Por pierre

Por vários motivos, é sempre bom ouvir o que anda dizendo um cara podre de rico como o Jorge Paulo Lemann, cuja fortuna beira os US$ 28 bilhões. Ele nem é de falar muito em público, mas esta semana, durante seminário em São Paulo, mandou um belo recado pra galera: “Passei a vida toda fugindo de política e acho isso errado. Os jovens que têm vocação têm que agarrar a oportunidade. É isso que fará diferença no Brasil”. Não costumo concordar com empresários graúdos — até porque estou bem na outra ponta da escala evolutiva econômica. Mas aqui eu concordo com o Lemann. Os jovens têm que voltar a fazer política.

O que o empresário mais rico do país não falou, talvez por falta de intimidade com o assunto, é que política não se faz com paixão, e sim com a razão. Educado na ditadura e perdendo quase todas as eleições de que participei, digo que é essa nossa maneira passional de ver a política (e o mundo) que nos distancia dela. Afinal, são decepções atrás de decepções que nos levam ao fim da paixão e ao fim de qualquer relacionamento com a política. Daí para o divórcio é um pulo. Um pulo para trás.

O problema inicial talvez seja justamente tratar a política com os olhos da paixão. A paixão cega. Quem ama o feio bonito lhe parece. Assim, é a paixão cega por uma determinada linha política que gera o extremista, o fundamentalista, o terrorista. Esses personagens abrem mão do pensamento racional e tratam apenas de ser radicais, vivendo pela pátria, morrendo sem razão. Mau negócio.

Nessas horas, desprezar a razão machuca porque a paixão é baseada em expectativas que podem ter sido válidas em algum momento, mas que caducam e a gente nem percebe. É por isso que o sujeito sofre quando descobre que a namorada não o quer para sempre, como esperado. A esperança não virou realidade eterna.

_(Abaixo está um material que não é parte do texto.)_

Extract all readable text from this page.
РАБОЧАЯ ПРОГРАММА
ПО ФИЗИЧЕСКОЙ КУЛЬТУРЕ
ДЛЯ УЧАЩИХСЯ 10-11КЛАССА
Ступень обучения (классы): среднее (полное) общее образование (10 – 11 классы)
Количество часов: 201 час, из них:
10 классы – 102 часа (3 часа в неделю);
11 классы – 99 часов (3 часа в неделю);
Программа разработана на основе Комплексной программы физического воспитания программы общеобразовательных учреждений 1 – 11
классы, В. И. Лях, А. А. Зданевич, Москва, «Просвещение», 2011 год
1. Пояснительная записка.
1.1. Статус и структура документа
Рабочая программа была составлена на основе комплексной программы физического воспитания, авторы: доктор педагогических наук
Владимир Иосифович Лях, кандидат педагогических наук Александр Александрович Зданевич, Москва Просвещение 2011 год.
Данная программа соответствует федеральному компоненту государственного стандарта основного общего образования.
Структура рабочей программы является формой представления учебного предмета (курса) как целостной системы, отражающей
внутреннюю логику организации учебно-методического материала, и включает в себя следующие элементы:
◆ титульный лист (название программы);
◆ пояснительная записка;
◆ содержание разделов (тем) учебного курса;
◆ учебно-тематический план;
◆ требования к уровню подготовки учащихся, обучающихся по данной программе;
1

É essa miopia que provoca insanidades absurdas como a que envolveu a Letícia Sabatella em Curitiba, semana passada. Cercada de pessoas com conceitos e preconceitos diferentes sobre a política, a atriz foi achincalhada, moralmente agredida. Nada, no mundo racional, pode justificar isso (e militantes de esquerda também cometem essas bobagens). Mas tinha que ser logo com a Sabatella? Ok. Assumo. Não posso tratar da Sabatella usando apenas a razão...

Brincadeiras à parte, quem quiser refletir sobre essa questão deve mergulhar em ‘A imaginação totalitária — Os perigos da política como esperança’, do Francisco Razzo. Uma aula sobre as nossas irracionalidades mais arraigadas, e não só na política. Bate fundo.